Background: Following repairs of large-to-massive tears of the
rotator cuff, the rates of tendon retears are high and often involve tissue
deficiency. Animal studies of the Restore Orthobiologic Implant, a
collagen-based material derived from the small intestine mucosa of pigs, have
indicated that it might be used to help overcome such problems. We carried out
a study to determine whether patients who received this xenograft to augment a
rotator cuff repair exhibited greater shoulder strength, shoulder function,
and/or resistance to retearing.
Methods: We compared data from a group of patients who had undergone
conventional rotator cuff repair with xenograft augmentation (the xenograft
group) with data from a group in whom a repair had been done by the same
surgeon without augmentation (the controls). The groups were matched for
gender, mean age, and mean size of the rotator cuff tear. All subjects
completed a pain and function questionnaire and were given a systematic
clinical shoulder examination preoperatively and at three, six, and
twenty-four months postoperatively. The twenty-four-month visit included
magnetic resonance imaging to determine whether a retear had occurred.
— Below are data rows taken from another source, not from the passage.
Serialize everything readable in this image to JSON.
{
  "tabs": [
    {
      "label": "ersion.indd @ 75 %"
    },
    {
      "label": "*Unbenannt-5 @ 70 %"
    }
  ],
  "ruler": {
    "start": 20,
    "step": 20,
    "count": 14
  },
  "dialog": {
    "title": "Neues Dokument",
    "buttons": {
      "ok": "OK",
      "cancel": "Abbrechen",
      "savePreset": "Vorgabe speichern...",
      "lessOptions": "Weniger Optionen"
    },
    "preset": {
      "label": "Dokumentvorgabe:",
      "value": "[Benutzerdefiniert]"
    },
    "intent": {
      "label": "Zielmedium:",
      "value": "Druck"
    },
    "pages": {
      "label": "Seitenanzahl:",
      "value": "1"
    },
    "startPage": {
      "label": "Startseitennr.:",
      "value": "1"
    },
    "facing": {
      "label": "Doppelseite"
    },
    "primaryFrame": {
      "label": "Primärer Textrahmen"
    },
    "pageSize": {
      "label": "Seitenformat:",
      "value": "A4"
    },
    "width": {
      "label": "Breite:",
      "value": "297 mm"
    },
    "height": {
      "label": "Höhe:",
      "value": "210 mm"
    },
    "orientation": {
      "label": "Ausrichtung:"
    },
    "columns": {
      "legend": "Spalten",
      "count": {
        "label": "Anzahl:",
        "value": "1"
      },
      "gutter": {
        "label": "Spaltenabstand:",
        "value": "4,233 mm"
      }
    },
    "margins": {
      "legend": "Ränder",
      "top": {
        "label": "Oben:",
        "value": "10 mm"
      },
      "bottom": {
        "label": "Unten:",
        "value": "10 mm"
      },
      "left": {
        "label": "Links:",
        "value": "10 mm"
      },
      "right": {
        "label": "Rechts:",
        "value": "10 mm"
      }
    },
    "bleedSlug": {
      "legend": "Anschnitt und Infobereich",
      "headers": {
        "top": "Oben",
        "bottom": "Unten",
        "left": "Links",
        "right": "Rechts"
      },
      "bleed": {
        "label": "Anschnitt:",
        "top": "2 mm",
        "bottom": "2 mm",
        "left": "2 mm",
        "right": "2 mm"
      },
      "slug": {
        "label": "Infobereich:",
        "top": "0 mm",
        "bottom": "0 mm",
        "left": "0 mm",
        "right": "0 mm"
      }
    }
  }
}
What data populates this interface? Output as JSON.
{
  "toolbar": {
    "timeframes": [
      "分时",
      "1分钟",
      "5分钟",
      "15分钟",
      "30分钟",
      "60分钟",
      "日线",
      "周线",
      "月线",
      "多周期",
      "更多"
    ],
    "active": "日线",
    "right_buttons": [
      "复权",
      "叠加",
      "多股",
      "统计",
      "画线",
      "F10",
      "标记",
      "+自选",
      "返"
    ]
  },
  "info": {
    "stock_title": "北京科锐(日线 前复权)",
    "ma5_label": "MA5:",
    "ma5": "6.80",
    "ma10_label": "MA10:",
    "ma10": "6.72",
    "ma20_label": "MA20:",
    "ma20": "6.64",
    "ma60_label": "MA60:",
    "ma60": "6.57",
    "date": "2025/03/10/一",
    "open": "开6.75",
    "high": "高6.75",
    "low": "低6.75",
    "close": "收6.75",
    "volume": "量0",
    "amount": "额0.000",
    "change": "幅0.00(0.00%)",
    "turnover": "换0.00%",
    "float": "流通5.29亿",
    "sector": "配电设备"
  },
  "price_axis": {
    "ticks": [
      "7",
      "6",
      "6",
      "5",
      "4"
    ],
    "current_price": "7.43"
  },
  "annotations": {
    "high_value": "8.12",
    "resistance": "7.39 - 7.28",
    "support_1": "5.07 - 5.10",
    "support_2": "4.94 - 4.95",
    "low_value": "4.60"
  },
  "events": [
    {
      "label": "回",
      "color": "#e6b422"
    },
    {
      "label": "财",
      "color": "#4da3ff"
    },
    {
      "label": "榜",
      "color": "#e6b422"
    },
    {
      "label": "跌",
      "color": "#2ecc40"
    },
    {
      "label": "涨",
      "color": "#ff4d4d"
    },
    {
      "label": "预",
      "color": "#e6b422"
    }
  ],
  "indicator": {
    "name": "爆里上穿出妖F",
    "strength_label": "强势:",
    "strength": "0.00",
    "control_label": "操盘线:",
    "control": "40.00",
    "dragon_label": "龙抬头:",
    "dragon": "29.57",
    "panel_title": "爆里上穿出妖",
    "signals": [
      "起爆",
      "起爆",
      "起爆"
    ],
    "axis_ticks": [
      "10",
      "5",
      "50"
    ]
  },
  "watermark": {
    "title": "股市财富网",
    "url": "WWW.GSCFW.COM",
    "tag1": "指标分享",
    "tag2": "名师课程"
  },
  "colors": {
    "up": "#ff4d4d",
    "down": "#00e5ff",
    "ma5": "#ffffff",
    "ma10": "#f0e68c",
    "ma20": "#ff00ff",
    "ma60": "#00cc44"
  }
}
Results: Four patients who had received a xenograft had a severe
postoperative reaction requiring surgical treatment. At two years after the
surgery, six of the ten tendons repaired with a xenograft and seven of the
twelve control tendons had retorn, as documented by magnetic resonance
imaging. The patients with a xenograft had significantly less lift-off
strength, as measured with a dynamometer, and significantly less strength in
internal rotation and adduction than the controls at two years after the
surgery (all p < 0.05). Also, the xenograft group had significantly more
impingement in external rotation, a slower rate of resolution of pain during
activities, more difficulty with hand-behind-the-back activities, and less
sports participation (all p < 0.05).
Conclusions: Two years after surgical repair of a large rotator cuff
defect supplemented with a xenograft, patients had several persisting deficits
and no recognizable benefit as compared with the results in a control group.
In view of these findings, together with the unsatisfactorily high proportion
of patients with a severe inflammatory reaction to the xenograft, we do not
recommend use of the Restore Orthobiologic Implant in its present form.
Level of Evidence: Therapeutic Level III. See
Instructions to Authors for a complete description of levels of evidence.